Film Noir - Identifying Characteristics

Identifying Characteristics

In their original 1955 canon of film noir, Raymond Borde and Etienne Chaumeton identified twenty-two Hollywood films released between 1941 and 1952 as core examples; they listed another fifty-nine American films from the period as significantly related to the field of noir. A half-century later, film historians and critics had come to agree on a canon of approximately three hundred films from 1940–58. There remain, however, many differences of opinion over whether other films of the era, among them a number of well-known ones, qualify as film noirs or not. For instance, The Night of the Hunter (1955), starring Robert Mitchum in an acclaimed performance, is treated as a film noir by some critics, but not by others. Some critics include Suspicion (1941), directed by Alfred Hitchcock, in their catalogues of noir; others ignore it. Concerning films made either before or after the classic period, or outside of the United States at any time, consensus is even rarer.

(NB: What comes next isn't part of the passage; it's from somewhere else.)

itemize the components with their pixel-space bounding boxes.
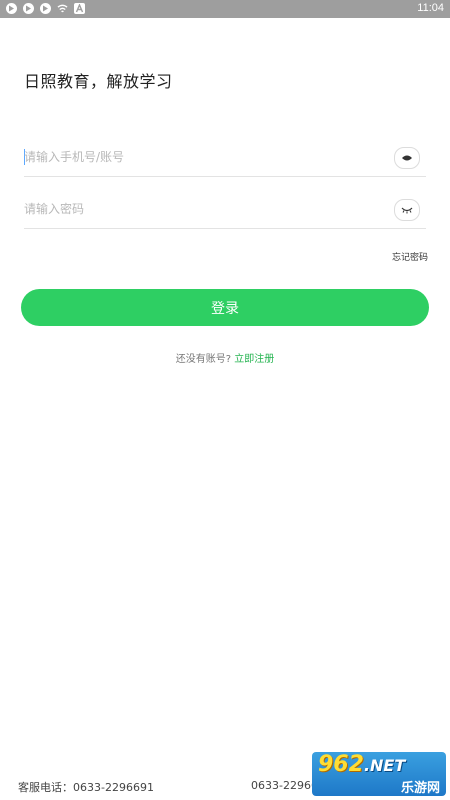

To support their categorization of certain films as noirs and their rejection of others, many critics refer to a set of elements they see as marking examples of the mode. The question of what constitutes the set of noir's identifying characteristics is a fundamental source of controversy. For instance, critics tend to define the model film noir as having a tragic or bleak conclusion, but many acknowledged classics of the genre have clearly happy endings (e.g., Stranger on the Third Floor, The Big Sleep, Dark Passage, and The Dark Corner), while the tone of many other noir denouements is ambivalent. Some critics perceive classic noir's hallmark as a distinctive visual style. Others, observing that there is actually considerable stylistic variety among noirs, instead emphasize plot and character type. Still others focus on mood and attitude. No survey of classic noir's identifying characteristics can therefore be considered definitive. In the 1990s and 2000s, critics have increasingly turned their attention to that diverse field of films called neo-noir; once again, there is even less consensus about the defining attributes of such films made outside the classic period.